In virtually all shooting games that use ammo, there is also a maximum ammo limit, which often varies between different ammo types. One obvious advantage of using ammo limits is to control the scarcity of ammo, so that players cannot excessively hoard it and drastically affect the game's difficulty.

What factors affect the size of ammo limits? An obvious factor would be the rate of consumption; if an ammo type is used by rapid fire weapons, the limit for this ammo type should be higher. But it should be obvious that there are many other factors, since some types of ammo quickly run out and others never seem to. As a designer, what factors should guide my decision for ammo limits, and when/why would I deliberately constrain or expand an ammo type's limit?

  • \$\begingroup\$ ... this is probably something best identified by testing (ie - you have to use rockets to kill enemy X, but you can only carry 12 and there are 13 in the next area...). It's not just the max limit, but also the rate at which replenishment occurs. Then there's other, story-related reasons; in The Last Of Us there's a sequence where you're hung upside down (by an ankle) and have to shoot incoming zombie hordes - you're given unlimited ammo during this time (in a game that otherwise has rather limited ammo). \$\endgroup\$ Nov 19, 2014 at 12:38
  • \$\begingroup\$ I think this is one of those problems that's solved differently for everyone. Either through playtesting, arbitrary decision or following the example of other games or real life. This makes the question primarily opinion based. \$\endgroup\$
    – House
    Nov 19, 2014 at 15:12
  • \$\begingroup\$ The main issue to avoid here is too little ammo, a good fail safe can be to give the player a weak weapon that never runs out of ammo. Alternatively too much ammo can make ammo seem useless and simply weak, ammo should be valued as a resource otherwise why have it? As already said, its hard to know how these things will play out in your game without testing. \$\endgroup\$
    – sydan
    Nov 20, 2014 at 0:17

2 Answers 2


The higher the damage output per second of a weapon, the more should you limit its ammo. Otherwise you give the player a too powerful tool to solve situations too quickly.

Let's say you have a huge boss monster. You invested plenty of time and resources into giving it lots of cool animations. To make sure that the player sees everything, you want the fight to take at least 60 seconds.

  • You give the boss 1000 hit points.
  • You give the player a pistol with 10 damage/s and a BFG with 100 damage/s.

When you give the player enough maximum ammo to use the BFG for a full 10 seconds, the fight will only last 10 seconds which would be too fast.

So you give the player enogh ammo to use the BFG for 4 seconds, which brings the boss down to 600 hit ponts. The player now needs an additional 60 seconds to kill it with their pistol, unless you allow them to scavenge for more BFG ammo during the fight.

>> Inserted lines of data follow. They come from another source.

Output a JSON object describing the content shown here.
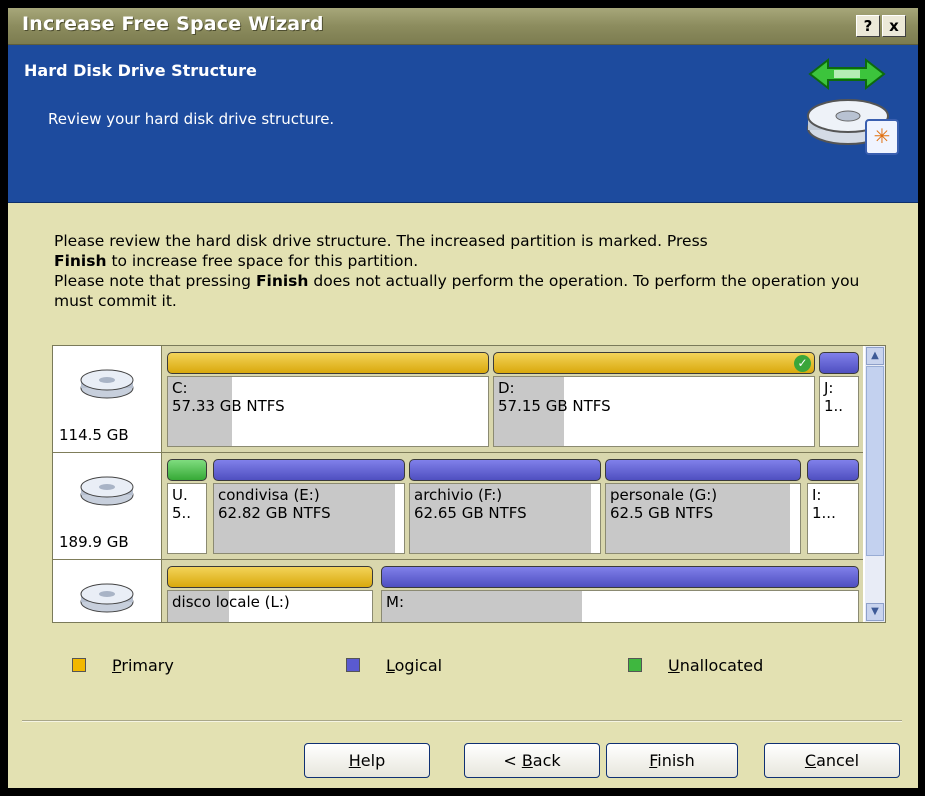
{
  "window": {
    "title": "Increase Free Space Wizard",
    "help_button": "?",
    "close_button": "x"
  },
  "header": {
    "title": "Hard Disk Drive Structure",
    "subtitle": "Review your hard disk drive structure."
  },
  "description": {
    "line1_pre": "Please review the hard disk drive structure. The increased partition is marked. Press",
    "line1_bold": "Finish",
    "line1_post": " to increase free space for this partition.",
    "line2_pre": "Please note that pressing ",
    "line2_bold": "Finish",
    "line2_post": " does not actually perform the operation. To perform the operation you must commit it."
  },
  "disks": [
    {
      "size": "114.5 GB",
      "partitions": [
        {
          "type": "primary",
          "name": "C:",
          "info": "57.33 GB  NTFS",
          "used_fraction": 0.2
        },
        {
          "type": "primary",
          "name": "D:",
          "info": "57.15 GB  NTFS",
          "used_fraction": 0.22,
          "marked": true
        },
        {
          "type": "logical",
          "name": "J:",
          "info": "1..",
          "used_fraction": 0.0
        }
      ]
    },
    {
      "size": "189.9 GB",
      "partitions": [
        {
          "type": "unallocated",
          "name": "U.",
          "info": "5..",
          "used_fraction": 0.0
        },
        {
          "type": "logical",
          "name": "condivisa (E:)",
          "info": "62.82 GB  NTFS",
          "used_fraction": 0.95
        },
        {
          "type": "logical",
          "name": "archivio (F:)",
          "info": "62.65 GB  NTFS",
          "used_fraction": 0.95
        },
        {
          "type": "logical",
          "name": "personale (G:)",
          "info": "62.5 GB  NTFS",
          "used_fraction": 0.95
        },
        {
          "type": "logical",
          "name": "I:",
          "info": "1...",
          "used_fraction": 0.0
        }
      ]
    },
    {
      "size": "",
      "partitions": [
        {
          "type": "primary",
          "name": "disco locale (L:)",
          "info": "",
          "used_fraction": 0.3
        },
        {
          "type": "logical",
          "name": "M:",
          "info": "",
          "used_fraction": 0.42
        }
      ]
    }
  ],
  "legend": {
    "primary_key": "P",
    "primary_rest": "rimary",
    "logical_key": "L",
    "logical_rest": "ogical",
    "unallocated_key": "U",
    "unallocated_rest": "nallocated",
    "colors": {
      "primary": "#f2b800",
      "logical": "#5a5ad0",
      "unallocated": "#3fb73f"
    }
  },
  "buttons": {
    "help_key": "H",
    "help_rest": "elp",
    "back_pre": "< ",
    "back_key": "B",
    "back_rest": "ack",
    "finish_key": "F",
    "finish_rest": "inish",
    "cancel_key": "C",
    "cancel_rest": "ancel"
  }
}
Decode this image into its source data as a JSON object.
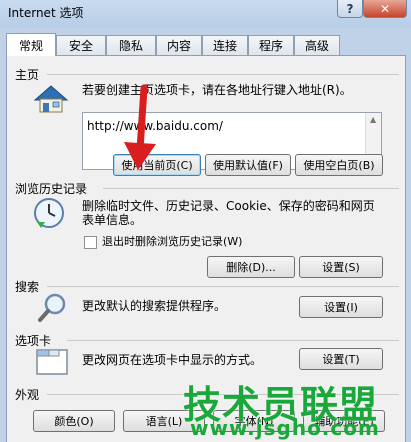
{
  "window": {
    "title": "Internet 选项",
    "help_label": "?",
    "close_label": "✕"
  },
  "tabs": [
    "常规",
    "安全",
    "隐私",
    "内容",
    "连接",
    "程序",
    "高级"
  ],
  "homepage": {
    "section_title": "主页",
    "description": "若要创建主页选项卡，请在各地址行键入地址(R)。",
    "url_value": "http://www.baidu.com/",
    "buttons": [
      "使用当前页(C)",
      "使用默认值(F)",
      "使用空白页(B)"
    ]
  },
  "history": {
    "section_title": "浏览历史记录",
    "description_line1": "删除临时文件、历史记录、Cookie、保存的密码和网页",
    "description_line2": "表单信息。",
    "checkbox_label": "退出时删除浏览历史记录(W)",
    "delete_button": "删除(D)...",
    "settings_button": "设置(S)"
  },
  "search": {
    "section_title": "搜索",
    "description": "更改默认的搜索提供程序。",
    "settings_button": "设置(I)"
  },
  "tabs_section": {
    "section_title": "选项卡",
    "description": "更改网页在选项卡中显示的方式。",
    "settings_button": "设置(T)"
  },
  "appearance": {
    "section_title": "外观",
    "buttons": [
      "颜色(O)",
      "语言(L)",
      "字体(N)",
      "辅助功能(E)"
    ]
  },
  "watermark": {
    "text": "技术员联盟",
    "url": "www.jsgho.com"
  },
  "colors": {
    "accent": "#3c7fb1",
    "watermark": "#1aa83a",
    "arrow": "#d81e1e"
  }
}
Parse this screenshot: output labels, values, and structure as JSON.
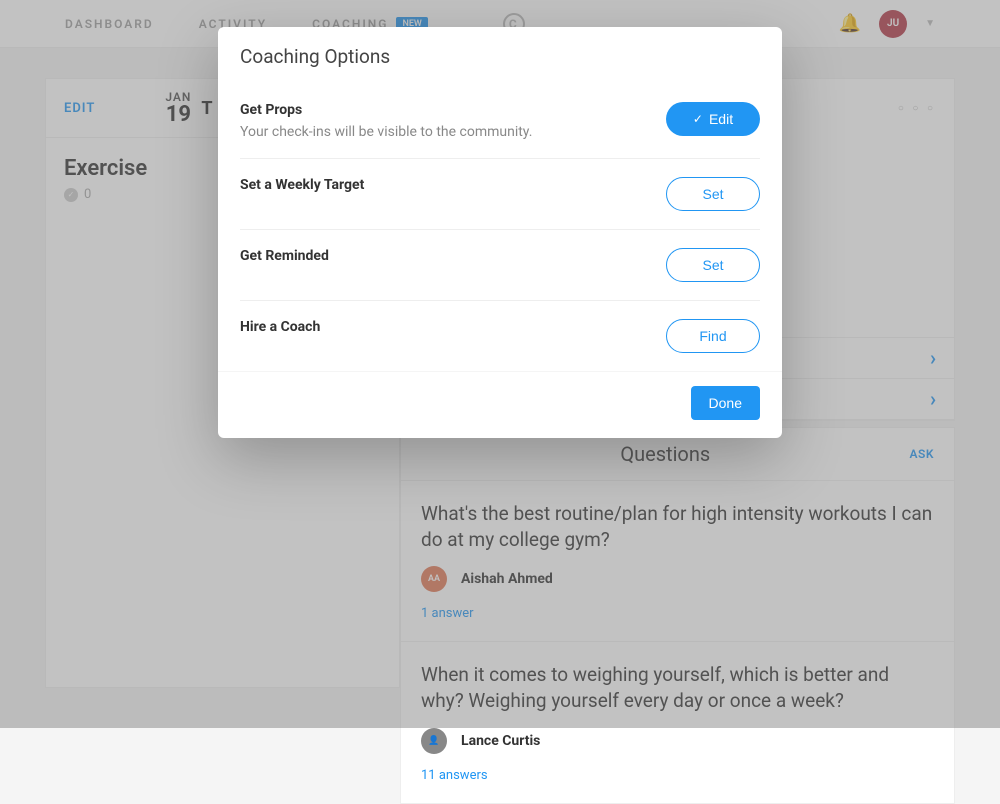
{
  "nav": {
    "links": [
      "DASHBOARD",
      "ACTIVITY",
      "COACHING"
    ],
    "badge": "NEW",
    "userInitials": "JU"
  },
  "dateCard": {
    "edit": "EDIT",
    "month": "JAN",
    "day": "19",
    "today": "T"
  },
  "exercise": {
    "title": "Exercise",
    "count": "0"
  },
  "questions": {
    "title": "Questions",
    "ask": "ASK",
    "items": [
      {
        "text": "What's the best routine/plan for high intensity workouts I can do at my college gym?",
        "author": "Aishah Ahmed",
        "initials": "AA",
        "answers": "1 answer"
      },
      {
        "text": "When it comes to weighing yourself, which is better and why? Weighing yourself every day or once a week?",
        "author": "Lance Curtis",
        "initials": "",
        "answers": "11 answers"
      }
    ]
  },
  "modal": {
    "title": "Coaching Options",
    "options": [
      {
        "title": "Get Props",
        "desc": "Your check-ins will be visible to the community.",
        "button": "Edit",
        "solid": true,
        "check": true
      },
      {
        "title": "Set a Weekly Target",
        "desc": "",
        "button": "Set",
        "solid": false,
        "check": false
      },
      {
        "title": "Get Reminded",
        "desc": "",
        "button": "Set",
        "solid": false,
        "check": false
      },
      {
        "title": "Hire a Coach",
        "desc": "",
        "button": "Find",
        "solid": false,
        "check": false
      }
    ],
    "done": "Done"
  }
}
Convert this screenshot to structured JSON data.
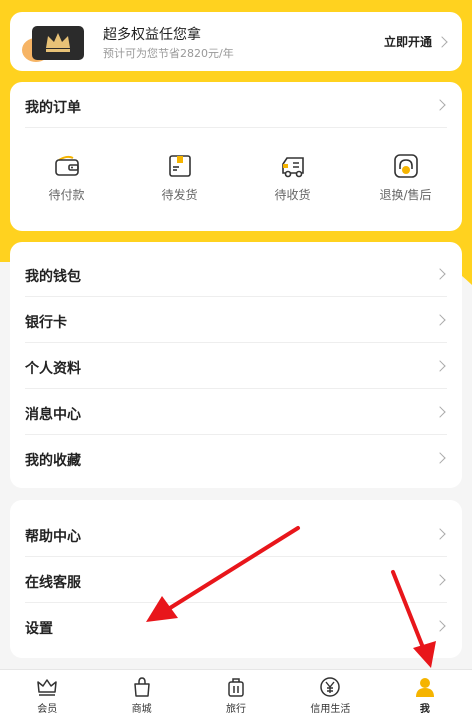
{
  "membership": {
    "title": "超多权益任您拿",
    "subtitle": "预计可为您节省2820元/年",
    "action": "立即开通"
  },
  "orders": {
    "title": "我的订单",
    "items": [
      {
        "label": "待付款",
        "icon": "wallet-icon"
      },
      {
        "label": "待发货",
        "icon": "package-icon"
      },
      {
        "label": "待收货",
        "icon": "delivery-truck-icon"
      },
      {
        "label": "退换/售后",
        "icon": "headset-icon"
      }
    ]
  },
  "menu_group_1": [
    {
      "label": "我的钱包"
    },
    {
      "label": "银行卡"
    },
    {
      "label": "个人资料"
    },
    {
      "label": "消息中心"
    },
    {
      "label": "我的收藏"
    }
  ],
  "menu_group_2": [
    {
      "label": "帮助中心"
    },
    {
      "label": "在线客服"
    },
    {
      "label": "设置"
    }
  ],
  "tabbar": [
    {
      "label": "会员",
      "icon": "crown-icon",
      "active": false
    },
    {
      "label": "商城",
      "icon": "shopping-bag-icon",
      "active": false
    },
    {
      "label": "旅行",
      "icon": "luggage-icon",
      "active": false
    },
    {
      "label": "信用生活",
      "icon": "yen-coin-icon",
      "active": false
    },
    {
      "label": "我",
      "icon": "user-icon",
      "active": true
    }
  ],
  "colors": {
    "accent": "#ffd21f",
    "annotation": "#e8161b"
  }
}
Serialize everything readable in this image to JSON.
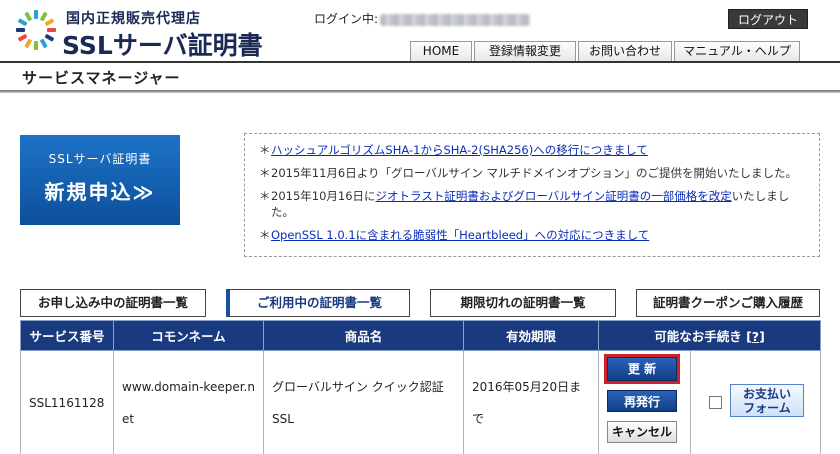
{
  "brand": {
    "sub": "国内正規販売代理店",
    "main": "SSLサーバ証明書",
    "logo_icon": "logo-sunburst-icon"
  },
  "header": {
    "login_label": "ログイン中:",
    "logout_label": "ログアウト",
    "nav": [
      "HOME",
      "登録情報変更",
      "お問い合わせ",
      "マニュアル・ヘルプ"
    ]
  },
  "page_title": "サービスマネージャー",
  "apply_banner": {
    "sub": "SSLサーバ証明書",
    "main": "新規申込≫"
  },
  "notices": [
    {
      "bullet": "＊",
      "link": "ハッシュアルゴリズムSHA-1からSHA-2(SHA256)への移行につきまして",
      "text": ""
    },
    {
      "bullet": "＊",
      "link": "",
      "text": "2015年11月6日より「グローバルサイン マルチドメインオプション」のご提供を開始いたしました。"
    },
    {
      "bullet": "＊",
      "pre": "2015年10月16日に",
      "link": "ジオトラスト証明書およびグローバルサイン証明書の一部価格を改定",
      "text": "いたしました。"
    },
    {
      "bullet": "＊",
      "link": "OpenSSL 1.0.1に含まれる脆弱性「Heartbleed」への対応につきまして",
      "text": ""
    }
  ],
  "tabs": [
    "お申し込み中の証明書一覧",
    "ご利用中の証明書一覧",
    "期限切れの証明書一覧",
    "証明書クーポンご購入履歴"
  ],
  "table": {
    "headers": [
      "サービス番号",
      "コモンネーム",
      "商品名",
      "有効期限",
      "可能なお手続き"
    ],
    "help_link": "?",
    "rows": [
      {
        "service_no": "SSL1161128",
        "common_name": "www.domain-keeper.net",
        "product": "グローバルサイン クイック認証SSL",
        "expiry": "2016年05月20日まで"
      }
    ],
    "actions": {
      "update": "更 新",
      "reissue": "再発行",
      "cancel": "キャンセル",
      "pay": "お支払い\nフォーム"
    }
  },
  "colors": {
    "header_blue": "#1a3a80",
    "banner_blue": "#1d73c6",
    "highlight_red": "#d0202a",
    "link_blue": "#0a2db8"
  }
}
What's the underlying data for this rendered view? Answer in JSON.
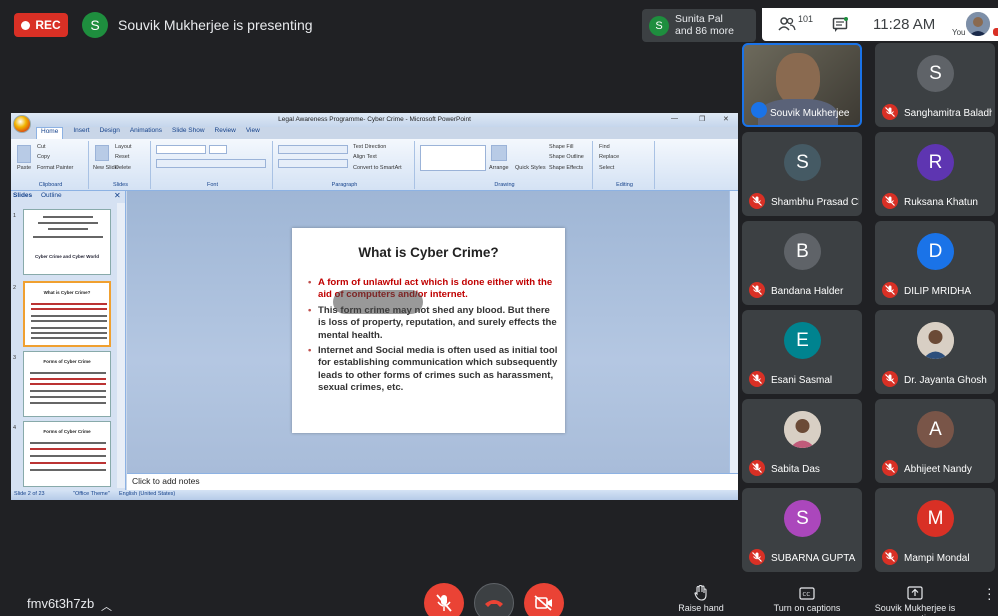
{
  "topbar": {
    "rec_label": "REC",
    "presenter_initial": "S",
    "presenting_text": "Souvik Mukherjee is presenting",
    "others_initial": "S",
    "others_name": "Sunita Pal",
    "others_more": "and 86 more",
    "participant_count": "101",
    "time": "11:28 AM",
    "you_label": "You"
  },
  "powerpoint": {
    "title": "Legal Awareness Programme- Cyber Crime - Microsoft PowerPoint",
    "tabs": [
      "Home",
      "Insert",
      "Design",
      "Animations",
      "Slide Show",
      "Review",
      "View"
    ],
    "ribbon_groups": [
      "Clipboard",
      "Slides",
      "Font",
      "Paragraph",
      "Drawing",
      "Editing"
    ],
    "clipboard": {
      "cut": "Cut",
      "copy": "Copy",
      "paste": "Paste",
      "format_painter": "Format Painter"
    },
    "slides_group": {
      "new_slide": "New Slide",
      "layout": "Layout",
      "reset": "Reset",
      "delete": "Delete"
    },
    "paragraph": {
      "text_direction": "Text Direction",
      "align_text": "Align Text",
      "convert": "Convert to SmartArt"
    },
    "drawing": {
      "arrange": "Arrange",
      "quick_styles": "Quick Styles",
      "shape_fill": "Shape Fill",
      "shape_outline": "Shape Outline",
      "shape_effects": "Shape Effects"
    },
    "editing": {
      "find": "Find",
      "replace": "Replace",
      "select": "Select"
    },
    "left_tabs": {
      "slides": "Slides",
      "outline": "Outline"
    },
    "thumbnails": [
      {
        "num": "1",
        "title": "Cyber Crime and Cyber World"
      },
      {
        "num": "2",
        "title": "What is Cyber Crime?"
      },
      {
        "num": "3",
        "title": "Forms of Cyber Crime"
      },
      {
        "num": "4",
        "title": "Forms of Cyber Crime"
      }
    ],
    "slide": {
      "heading": "What is Cyber Crime?",
      "bullets": [
        "A form of unlawful act which is done either with the aid of computers and/or internet.",
        "This form crime may not shed any blood. But there is loss of property, reputation, and surely effects the mental health.",
        "Internet and Social media is often used as initial tool for establishing communication which subsequently leads to other forms of crimes such as harassment, sexual crimes, etc."
      ]
    },
    "notes_placeholder": "Click to add notes",
    "status": {
      "slide_pos": "Slide 2 of 23",
      "theme": "\"Office Theme\"",
      "language": "English (United States)"
    }
  },
  "participants": [
    {
      "name": "Souvik Mukherjee",
      "type": "video"
    },
    {
      "name": "Sanghamitra Baladhi...",
      "initial": "S",
      "color": "#5f6368"
    },
    {
      "name": "Shambhu Prasad Ch...",
      "initial": "S",
      "color": "#455a64"
    },
    {
      "name": "Ruksana Khatun",
      "initial": "R",
      "color": "#5e35b1"
    },
    {
      "name": "Bandana Halder",
      "initial": "B",
      "color": "#5f6368"
    },
    {
      "name": "DILIP MRIDHA",
      "initial": "D",
      "color": "#1a73e8"
    },
    {
      "name": "Esani Sasmal",
      "initial": "E",
      "color": "#00838f"
    },
    {
      "name": "Dr. Jayanta Ghosh",
      "type": "photo"
    },
    {
      "name": "Sabita Das",
      "type": "photo"
    },
    {
      "name": "Abhijeet Nandy",
      "initial": "A",
      "color": "#795548"
    },
    {
      "name": "SUBARNA GUPTA",
      "initial": "S",
      "color": "#ab47bc"
    },
    {
      "name": "Mampi Mondal",
      "initial": "M",
      "color": "#d93025"
    }
  ],
  "bottombar": {
    "meeting_code": "fmv6t3h7zb",
    "raise_hand": "Raise hand",
    "captions": "Turn on captions",
    "presenting": "Souvik Mukherjee is presenting"
  }
}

This considerations Philipp brought up, while absolutely correct, already assume what kind of game you are talking about. As alluded to in the comment about Last of Us, different games are going for a very different feel, and ammo limits play into that. If the player feels very constrained by ammo limits, the game will feel more tense and claustrophobic. On the other hand, looser ammo limits make the player feel powerful and encourage more frantic gameplay.